A message for South Africa
Turning toward his homeland of South Africa, Regent Xami directly addressed President Cyril Ramaphosa and the ANC government: “If you want to know if God is real, look at the Jews. Otherwise, they would have been wiped out centuries ago.”
From Regent Xami’s religious worldview, Israel is not only a nation but a divine testament. The survival of the Jewish people, he argued, confirms the existence of God. “You are on the wrong path. You must repent. You are not just fighting Israel, you are fighting 3,000 years of testament found in the scriptures.”
Additionally, he called on the current coalition government of South Africa to implement the United Nations Declaration of the Rights of Indigenous People (UNDRIP) both in regard to the Jewish people and to stop its own internal discrimination practices against the Khoi.
He warned that the ANC’s 40-year period of dominance mirrored biblical cycles, and that its time was ending. The party, he said, had traded integrity for foreign funding and political alliances with Middle Eastern actors who have encouraged its anti-Israel posture. More dangerously, he said he believed that the ANC has opened South Africa’s doors to Hamas-linked networks.
“You are taking the side of the losing team,” he said. “There is real genocide happening in Nigeria and Sudan, yet you accuse Israel, one of the most democratic nations on Earth.”
For Regent Xami, South Africa’s salvation lies not in elite politics but in grassroots education. Many young people, he said, have been indoctrinated by intellectuals and politicians deeply hostile to Israel. But ordinary South Africans, especially Christians, who still make up the majority of its people, are naturally sympathetic to Israel when given the facts.
His activism includes speaking at the site of the Supernova music festival Oct. 7 massacre site, appealing to Christian South Africans to confront the reality of terrorism and the values that Israel represents. He urges leaders to remember that South Africa itself brings schoolchildren to Holocaust museums to show them the consequences of antisemitism and the immense contributions of Jewish civilization.

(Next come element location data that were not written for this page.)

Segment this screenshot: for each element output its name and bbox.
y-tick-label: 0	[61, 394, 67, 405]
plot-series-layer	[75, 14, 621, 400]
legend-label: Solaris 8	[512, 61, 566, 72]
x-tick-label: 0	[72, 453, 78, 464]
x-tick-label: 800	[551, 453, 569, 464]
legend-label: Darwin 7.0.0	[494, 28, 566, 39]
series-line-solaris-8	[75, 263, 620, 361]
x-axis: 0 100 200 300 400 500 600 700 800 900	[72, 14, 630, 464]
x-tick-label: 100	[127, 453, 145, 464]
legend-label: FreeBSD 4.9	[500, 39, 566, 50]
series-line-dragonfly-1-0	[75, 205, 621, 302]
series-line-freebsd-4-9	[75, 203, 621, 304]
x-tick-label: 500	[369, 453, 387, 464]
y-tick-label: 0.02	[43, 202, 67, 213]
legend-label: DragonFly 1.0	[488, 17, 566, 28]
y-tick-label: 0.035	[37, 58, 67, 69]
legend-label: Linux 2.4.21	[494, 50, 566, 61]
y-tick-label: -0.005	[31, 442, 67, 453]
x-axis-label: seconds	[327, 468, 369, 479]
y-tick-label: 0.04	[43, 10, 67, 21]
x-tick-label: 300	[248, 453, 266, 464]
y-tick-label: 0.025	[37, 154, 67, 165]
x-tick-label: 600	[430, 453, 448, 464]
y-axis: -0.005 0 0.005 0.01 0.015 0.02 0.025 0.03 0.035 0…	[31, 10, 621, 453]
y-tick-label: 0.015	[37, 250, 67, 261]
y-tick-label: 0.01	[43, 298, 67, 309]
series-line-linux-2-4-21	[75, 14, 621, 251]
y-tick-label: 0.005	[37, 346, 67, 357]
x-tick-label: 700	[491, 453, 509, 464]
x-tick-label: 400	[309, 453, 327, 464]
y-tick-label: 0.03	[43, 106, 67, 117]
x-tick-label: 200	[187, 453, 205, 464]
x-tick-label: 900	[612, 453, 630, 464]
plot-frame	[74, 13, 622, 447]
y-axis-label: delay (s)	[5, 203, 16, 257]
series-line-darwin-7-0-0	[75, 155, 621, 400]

“Look at what the Jewish people have given the world,” he said. “Even the constitutions of Israel’s enemies contain parts of Mosaic law. Without the Jewish people, our world would be unrecognizable.”
Looking toward the future
According to Jason Watson, deputy executive director of Indigenous Bridges, the message is one of hope for Israel in a time of struggle.
“What stood out was Regent Xami’s call to recognize Israel as a rare success story of indigenous decolonization. He contrasted it with his own tribal nation, where unity and opportunity are far more fragile, and urged Jewish attendees to treasure the strength they have here.”
It is important for Israelis to protect what they built and to stay united against enemies, a key message of the night and the theme. “Coming from someone whose own nation lacks the stability Israel has achieved, it carried real weight,” Watson said.
Rudy Rothman, a participant at the event, was inspired by the concept of using such events to bring about the Jewish value of tikkun olam (“repairing the world”) and to take the Jewish experience and use it as a strength to help others.
“We happened to be one of the only peoples to receive liberation at this level. We are clearly a success model for indigenous people around the world, especially those suffering due to colonialism,” he said.
Examples, such as the revival of the Hebrew language, are inspirations for indigenous peoples around the world, and Israel is in a position to help others.
“Israel, as a liberated country, has a responsibility to help indigenous communities to achieve their own freedom,” Rothman said.
As for Regent Xami Thomas, much work needs to be done in terms of educating South Africans about the real Israel and also for advancing Khoi educational needs, combating centuries of oppression.